Pour Xavier Hache, fils d’un ouvrier employé une trentaine d’années sur le bassin, les odeurs ne sont « pas un problème », bien que « de nouvelles [soient] apparues » avec des entreprises implantées plus récemment. Ce qui l’indispose, ce sont plutôt les « effets physiologiques ». « C’est ma fille de trois ans et demi qui ressent en premier les maux de tête », raconte-t-il avant de détailler par le menu les symptômes ensuite partagés par le reste de la famille, soit sa fille Manon de neuf ans et sa femme Angélique : le nez et yeux irrités, les quintes de toux jusqu’aux vomissements, ou encore les diarrhées. Les médecins, pneumologues et allergologues, constatent pourtant qu’aucun d’entre-eux ne présente de pathologie expliquant ces symptômes.
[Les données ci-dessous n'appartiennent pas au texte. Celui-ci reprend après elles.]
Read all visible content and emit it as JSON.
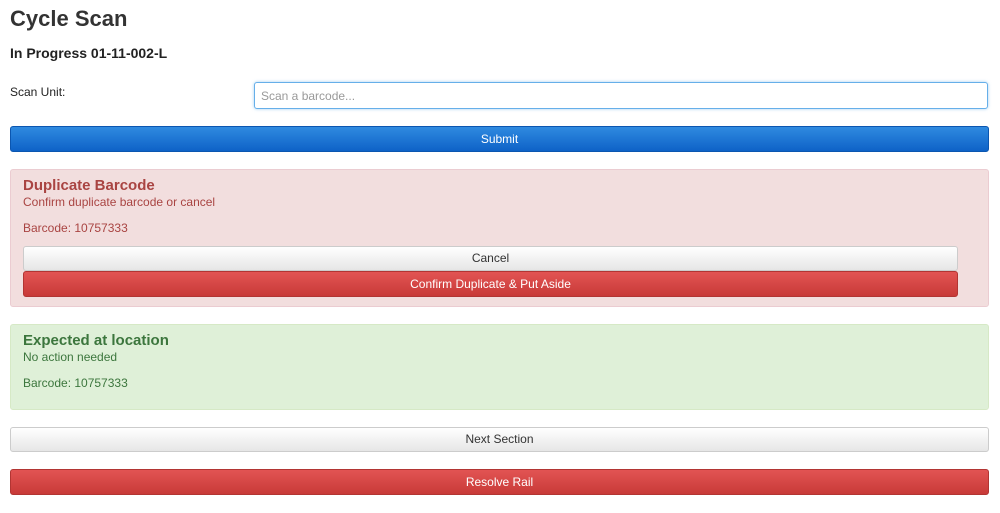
{
  "page": {
    "title": "Cycle Scan",
    "subtitle": "In Progress 01-11-002-L"
  },
  "scan": {
    "label": "Scan Unit:",
    "placeholder": "Scan a barcode...",
    "value": "",
    "submit_label": "Submit"
  },
  "duplicate_alert": {
    "heading": "Duplicate Barcode",
    "message": "Confirm duplicate barcode or cancel",
    "barcode_text": "Barcode: 10757333",
    "cancel_label": "Cancel",
    "confirm_label": "Confirm Duplicate & Put Aside"
  },
  "expected_alert": {
    "heading": "Expected at location",
    "message": "No action needed",
    "barcode_text": "Barcode: 10757333"
  },
  "actions": {
    "next_section_label": "Next Section",
    "resolve_rail_label": "Resolve Rail"
  },
  "colors": {
    "primary": "#0e62c7",
    "danger": "#c83a38",
    "danger_bg": "#f2dede",
    "danger_text": "#a94442",
    "success_bg": "#dff0d8",
    "success_text": "#3c763d"
  }
}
L’air devient suspect, un climat d’inquiétude se propage

Chez les voisins, les témoignages sont étrangement concordants. A des degrés divers, ils ressentent les mêmes effets et en subissent d’autres : réveillés certaines nuits par les odeurs et les maux de têtes, ils évoquent des vomissements, des démangeaisons, des plaques blanches sur la peau exposée à l’air. Depuis deux ans, l’inquiétude monte, et on relate de nouveaux éléments : les plants de tomates qui roussissent la nuit, les lunettes de vue qui graissent anormalement et qu’il faut nettoyer souvent, le chien qui se met à tousser… L’air devient suspect, un climat d’inquiétude se propage chez les habitants, mais aussi dans les villages bordant le site industriel. Après des mois de silence et d’hésitations, la fronde s’organise un soir de novembre 2015, menée par Gilles Cassou.

Gille Cassou est président de l’Association des riverains des sites industriels du bassin de Lacq (ARSIL). Il souffre de problèmes respiratoires et de crises pulmonaires. Photos : © James Keogh pour Basta!
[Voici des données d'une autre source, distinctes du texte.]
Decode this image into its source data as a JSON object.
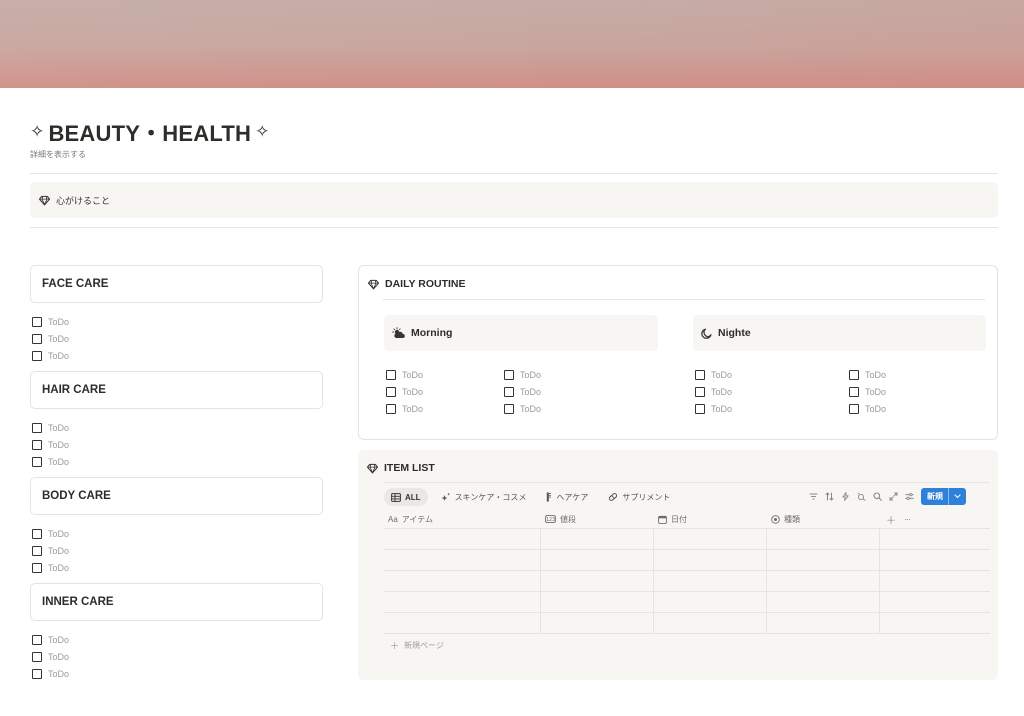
{
  "page": {
    "title": "BEAUTY・HEALTH",
    "title_prefix_icon": "sparkle-icon",
    "title_suffix_icon": "sparkle-icon",
    "title_left_glyph": "✧",
    "title_right_glyph": "✧",
    "subtitle": "詳細を表示する",
    "cover_colors": [
      "#c4ada6",
      "#c9a59e",
      "#d08f86"
    ]
  },
  "callout": {
    "icon": "gem-icon",
    "text": "心がけること"
  },
  "care_sections": [
    {
      "title": "FACE CARE",
      "todos": [
        "ToDo",
        "ToDo",
        "ToDo"
      ]
    },
    {
      "title": "HAIR CARE",
      "todos": [
        "ToDo",
        "ToDo",
        "ToDo"
      ]
    },
    {
      "title": "BODY CARE",
      "todos": [
        "ToDo",
        "ToDo",
        "ToDo"
      ]
    },
    {
      "title": "INNER CARE",
      "todos": [
        "ToDo",
        "ToDo",
        "ToDo"
      ]
    }
  ],
  "daily_routine": {
    "title": "DAILY ROUTINE",
    "icon": "gem-icon",
    "morning": {
      "label": "Morning",
      "icon": "sun-cloud-icon",
      "col1": [
        "ToDo",
        "ToDo",
        "ToDo"
      ],
      "col2": [
        "ToDo",
        "ToDo",
        "ToDo"
      ]
    },
    "night": {
      "label": "Nighte",
      "icon": "moon-icon",
      "col1": [
        "ToDo",
        "ToDo",
        "ToDo"
      ],
      "col2": [
        "ToDo",
        "ToDo",
        "ToDo"
      ]
    }
  },
  "item_list": {
    "title": "ITEM LIST",
    "icon": "gem-icon",
    "views": [
      {
        "label": "ALL",
        "icon": "table-icon",
        "active": true
      },
      {
        "label": "スキンケア・コスメ",
        "icon": "sparkles-icon",
        "active": false
      },
      {
        "label": "ヘアケア",
        "icon": "comb-icon",
        "active": false
      },
      {
        "label": "サプリメント",
        "icon": "pill-icon",
        "active": false
      }
    ],
    "tools": [
      "filter-icon",
      "sort-icon",
      "lightning-icon",
      "magic-icon",
      "search-icon",
      "expand-icon",
      "settings-icon"
    ],
    "new_button": "新規",
    "columns": [
      {
        "label": "アイテム",
        "icon_text": "Aa"
      },
      {
        "label": "値段",
        "icon": "price-tag-icon"
      },
      {
        "label": "日付",
        "icon": "calendar-icon"
      },
      {
        "label": "種類",
        "icon": "select-icon"
      }
    ],
    "add_column_icon": "plus-icon",
    "more_icon": "more-icon",
    "add_glyph": "＋",
    "more_glyph": "···",
    "row_count": 5,
    "new_page": "新規ページ",
    "new_page_glyph": "＋"
  },
  "accent_color": "#2f80d8"
}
Fils du précédent maire de Lacq, employé d’une entreprise de la zone industrielle, Gilles Cassou fréquente régulièrement depuis un an les urgences des hôpitaux voisins, pris de spasmes respiratoires qu’aucun spécialiste ne parvenait à élucider. Un an d’arrêts de travail et de nuits passées dans sa voiture garée hors du village, pour fuir les fumées qui pénétraient dans sa maison. Alors il y a deux ans, il lance un appel sur les réseaux sociaux. Et est le premier surpris par l’ampleur de la colère des riverains : 150 personnes massées dans la salle des fêtes de l’un des villages, pour certaines venues de l’autre bout du bassin. Il espère alors que le mouvement fera réagir les élus. D’autant plus que d’autres signes indiquent que la question des nuisances devient urgente : ici ou là, dans certains villages, des riverains, incommodés ont décidé de quitter la zone, de déménager ailleurs. Certaines maisons, dans le bas de Lacq, ont déjà perdu 30 à 40% de leur valeur.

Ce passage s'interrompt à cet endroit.